彫刻家・評論家・出版社代表・横浜国立大学教員と多岐にわたって活動する小田原のどかが、地域社会と芸術の関わりを考えるための研究プラットフォームを横浜国立大学内に立ち上げた。
昨今の国際的なアートの現場において「ソーシャリー・エンゲイジド・アート」の考え方が注目されている。これは、環境問題、経済格差、移民問題などの様々な問題に対し、アーティストがコミュニティや社会と直接的に関わり、人びととの対話や協働のプロセスを通じて状況の変化を促し、ひいては社会課題の解決を目指すものだ。日本においても、この考え方をテーマに据えた展覧会が開催されてきたほか、大学のような教育機関が主軸となり、研究者とアーティストが協働し、周辺地域と課題に取り組む事例も増えつつある。

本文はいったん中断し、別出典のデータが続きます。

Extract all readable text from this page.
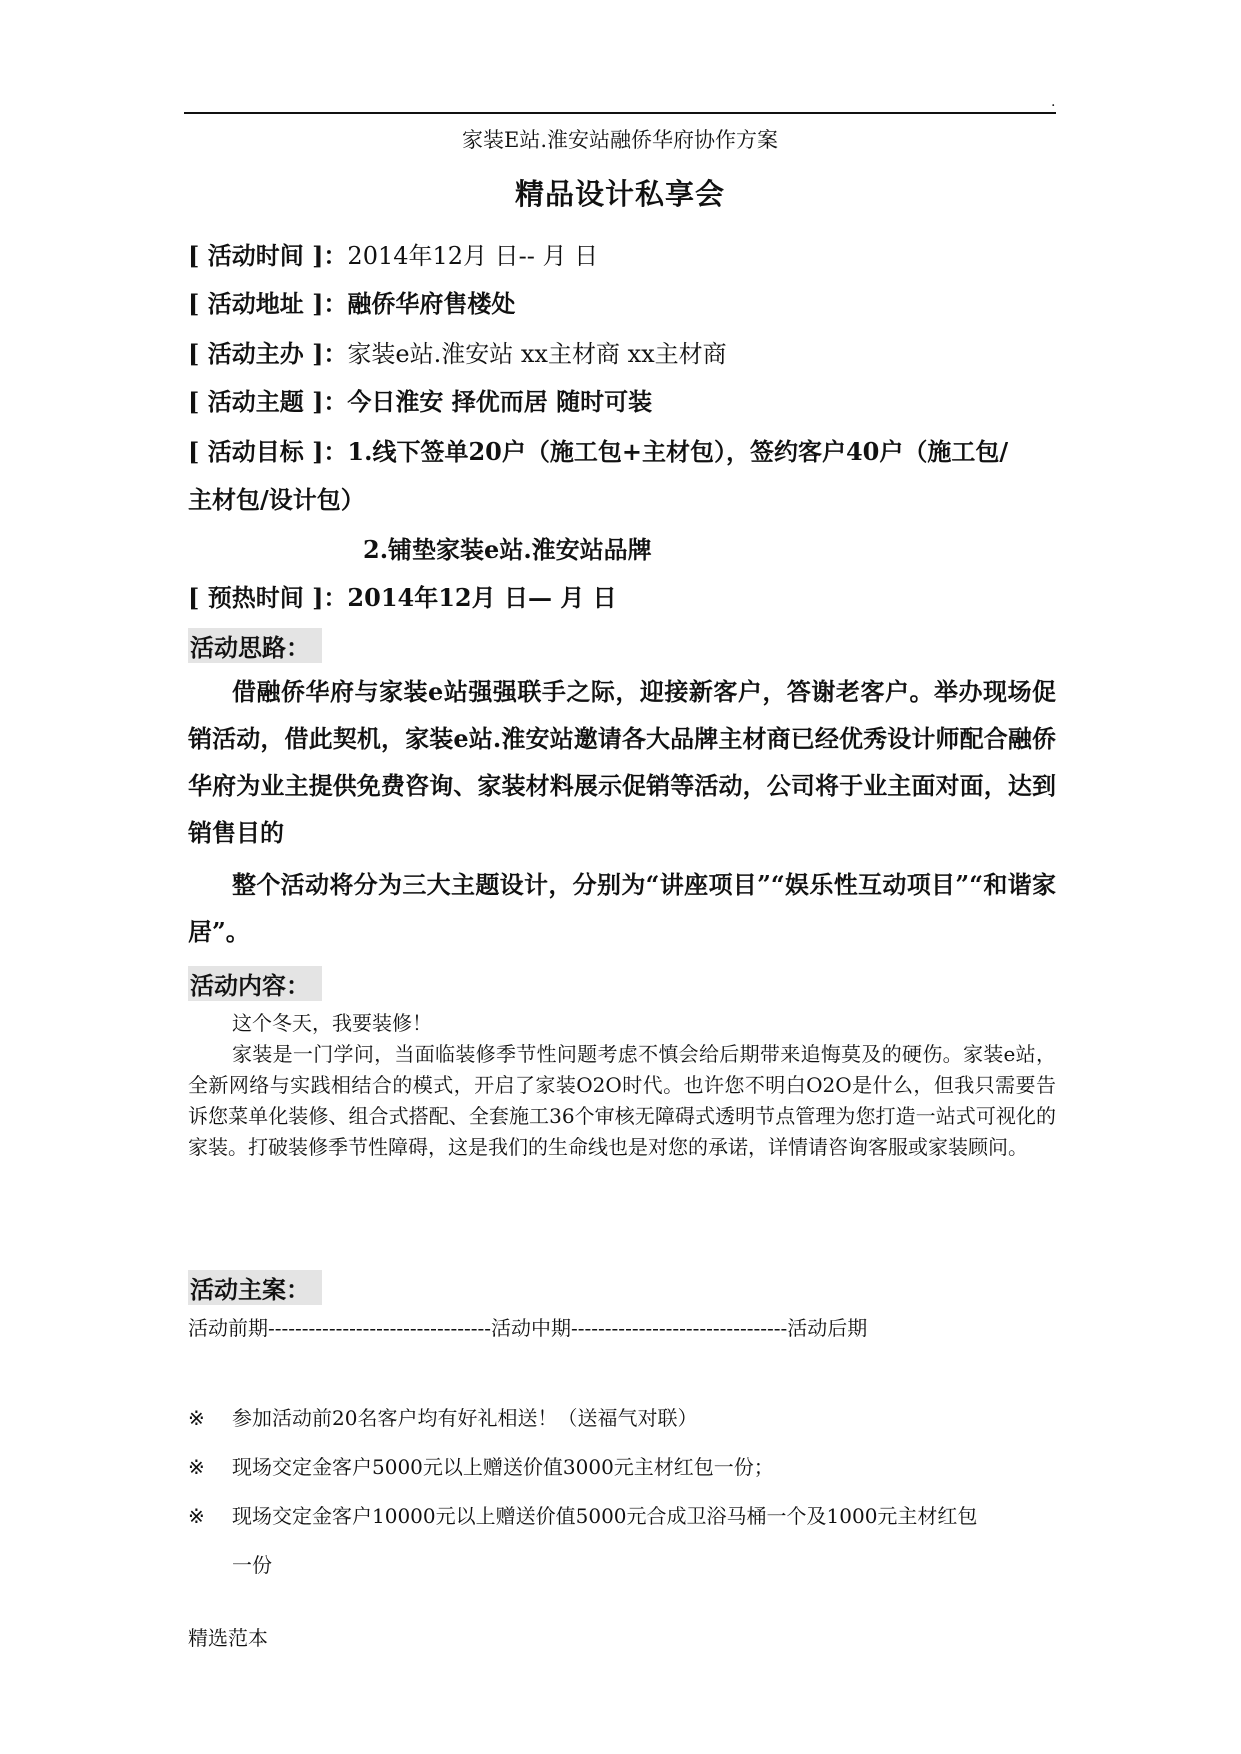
.
家装E站.淮安站融侨华府协作方案
精品设计私享会
[ 活动时间 ]：2014年12月 日-- 月 日
[ 活动地址 ]：融侨华府售楼处
[ 活动主办 ]：家装e站.淮安站 xx主材商 xx主材商
[ 活动主题 ]：今日淮安 择优而居 随时可装
[ 活动目标 ]：1.线下签单20户（施工包+主材包），签约客户40户（施工包/
主材包/设计包）
2.铺垫家装e站.淮安站品牌
[ 预热时间 ]：2014年12月 日— 月 日
活动思路：
借融侨华府与家装e站强强联手之际，迎接新客户，答谢老客户。举办现场促销活动，借此契机，家装e站.淮安站邀请各大品牌主材商已经优秀设计师配合融侨华府为业主提供免费咨询、家装材料展示促销等活动，公司将于业主面对面，达到销售目的
整个活动将分为三大主题设计，分别为“讲座项目”“娱乐性互动项目”“和谐家居”。
活动内容：
这个冬天，我要装修！
家装是一门学问，当面临装修季节性问题考虑不慎会给后期带来追悔莫及的硬伤。家装e站，全新网络与实践相结合的模式，开启了家装O2O时代。也许您不明白O2O是什么，但我只需要告诉您菜单化装修、组合式搭配、全套施工36个审核无障碍式透明节点管理为您打造一站式可视化的家装。打破装修季节性障碍，这是我们的生命线也是对您的承诺，详情请咨询客服或家装顾问。
活动主案：
活动前期---------------------------------活动中期--------------------------------活动后期
※ 参加活动前20名客户均有好礼相送！（送福气对联）
※ 现场交定金客户5000元以上赠送价值3000元主材红包一份；
※ 现场交定金客户10000元以上赠送价值5000元合成卫浴马桶一个及1000元主材红包
一份
精选范本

横浜市は「横浜トリエンナーレ」の開催地であり、多くのアーティストたちがアトリエを構えるアートの現場でもある。同プラットフォームでは、「ソーシャリー・エンゲイジド・アート」の考えを批評的に再考しながら、美術史家、建築家、文化研究者、社会学者、アーティストらを主要メンバーとして、以下の内容に取り組むという。

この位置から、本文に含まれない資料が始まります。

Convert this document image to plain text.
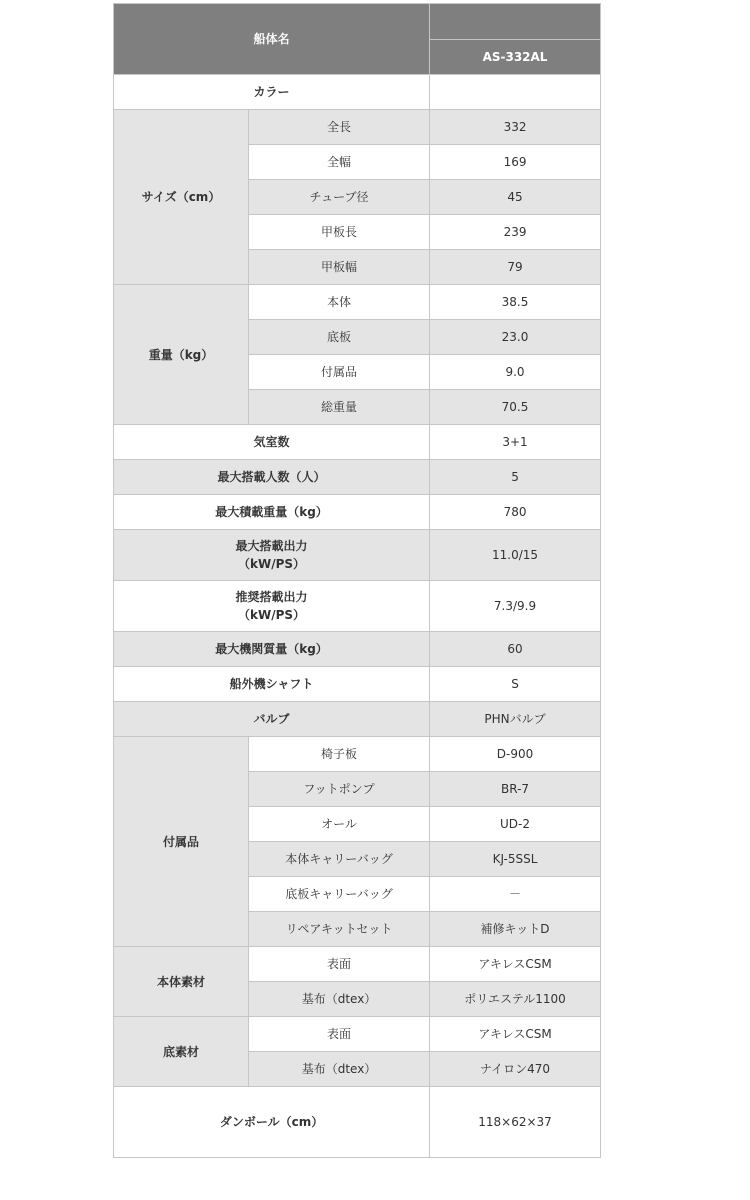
船体名		
		AS-332AL
カラー		
サイズ（cm）	全長	332
	全幅	169
	チューブ径	45
	甲板長	239
	甲板幅	79
重量（kg）	本体	38.5
	底板	23.0
	付属品	9.0
	総重量	70.5
気室数		3+1
最大搭載人数（人）		5
最大積載重量（kg）		780

最大搭載出力
（kW/PS）		11.0/15

推奨搭載出力
（kW/PS）		7.3/9.9
最大機関質量（kg）		60
船外機シャフト		S
バルブ		PHNバルブ
付属品	椅子板	D-900
	フットポンプ	BR-7
	オール	UD-2
	本体キャリーバッグ	KJ-5SSL
	底板キャリーバッグ	－
	リペアキットセット	補修キットD
本体素材	表面	アキレスCSM
	基布（dtex）	ポリエステル1100
底素材	表面	アキレスCSM
	基布（dtex）	ナイロン470
ダンボール（cm）		118×62×37
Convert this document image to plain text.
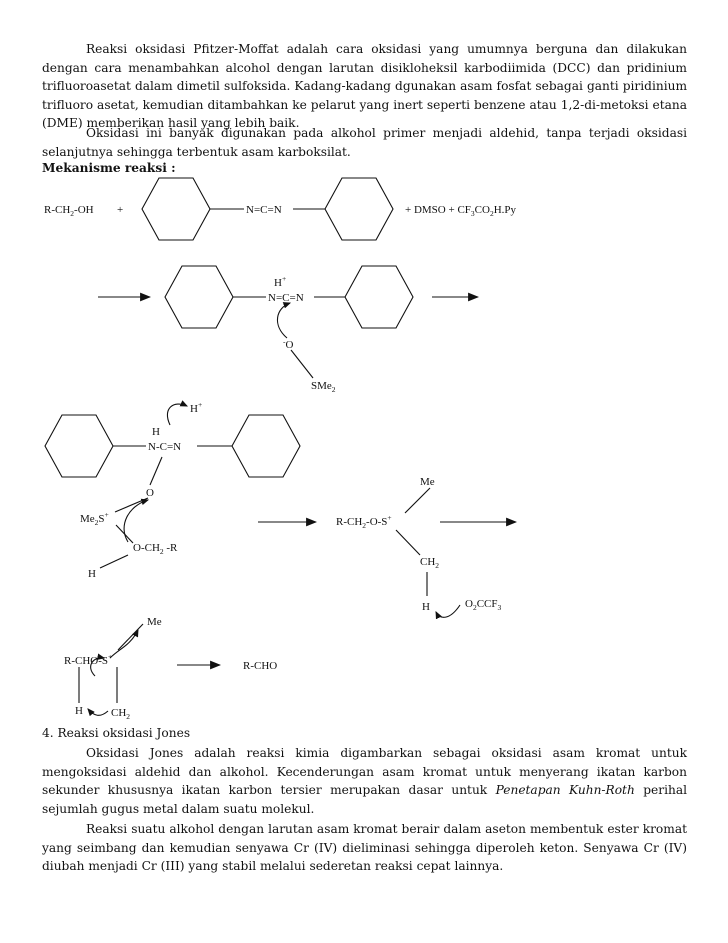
Reaksi oksidasi Pfitzer-Moffat adalah cara oksidasi yang umumnya berguna dan dilakukan dengan cara menambahkan alcohol dengan larutan disikloheksil karbodiimida (DCC) dan pridinium trifluoroasetat dalam dimetil sulfoksida. Kadang-kadang dgunakan asam fosfat sebagai ganti piridinium trifluoro asetat, kemudian ditambahkan ke pelarut yang inert seperti benzene atau 1,2-di-metoksi etana (DME) memberikan hasil yang lebih baik.

Oksidasi ini banyak digunakan pada alkohol primer menjadi aldehid, tanpa terjadi oksidasi selanjutnya sehingga terbentuk asam karboksilat.

Mekanisme reaksi :

$R-CH_2-OH$ +	N=C=N	+ DMSO + $CF_3CO_2H.Py$
H+
N=C=N
-O
SMe$_2$
H+
H
N-C=N
O
$Me_2S^+$
$O-CH_2$ -R
H
Me
$R-CH_2-O-S^+$
$CH_2$
H	$O_2CCF_3$
Me
R-CHO-S+
H	$CH_2$
R-CHO

4. Reaksi oksidasi Jones

Oksidasi Jones adalah reaksi kimia digambarkan sebagai oksidasi asam kromat untuk mengoksidasi aldehid dan alkohol. Kecenderungan asam kromat untuk menyerang ikatan karbon sekunder khususnya ikatan karbon tersier merupakan dasar untuk Penetapan Kuhn-Roth perihal sejumlah gugus metal dalam suatu molekul.

Reaksi suatu alkohol dengan larutan asam kromat berair dalam aseton membentuk ester kromat yang seimbang dan kemudian senyawa Cr (IV) dieliminasi sehingga diperoleh keton. Senyawa Cr (IV) diubah menjadi Cr (III) yang stabil melalui sederetan reaksi cepat lainnya.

アートと地域課題に取り組むためのプラットフォーム構築 横浜高等工業学校創立の地であり大学の学生寮が位置する弘明寺のアーティストとの協働を通じて、大学と周辺地域の関係をとらえなおす アーティストとの協働を通じ、課題を「外」だけに求めるのではなく、YNUミュージアムや学内の彫刻や森林など、大学内の文化資源のさらなる活用を目指す
「横浜国立大学地域連携推進機構」(*)該当ページより抜粋
具体的なアプローチはこうだ。レジデンスとギャラリーの機能を備え、弘明寺を拠点に昭和41年に創業した泰有社(たいゆうしゃ)とアーティストの渡辺篤が共同運営する「アートスタジオアイムヒア」やアーティスト・小泉明郎のスタジオなどがある弘明寺エリアでのイベントやシンポジウム、ワークショップを実施。アートと大学と地域連携の先行事例となることを試みるという。
なお、この取り組みには、代表の小田原のほか、平野恵子(ジェンダー・国際社会学研究者、横浜国立大学都市イノベーション研究院)、三浦倫平(社会学者、横浜国立大学都市イノベーション研究院)が、学外では小泉明郎(アーティスト)、渡辺篤(アーティスト、弘明寺「アートスタジオアイムヒア」主宰)、山本浩貴(文化研究者、実践女子大学文学部・准教授)、琴仙姫(アーティスト、法政大学社会学部・准教授)、庄ゆた夏(建築家、明治大学建築学科・教授)らが参画する。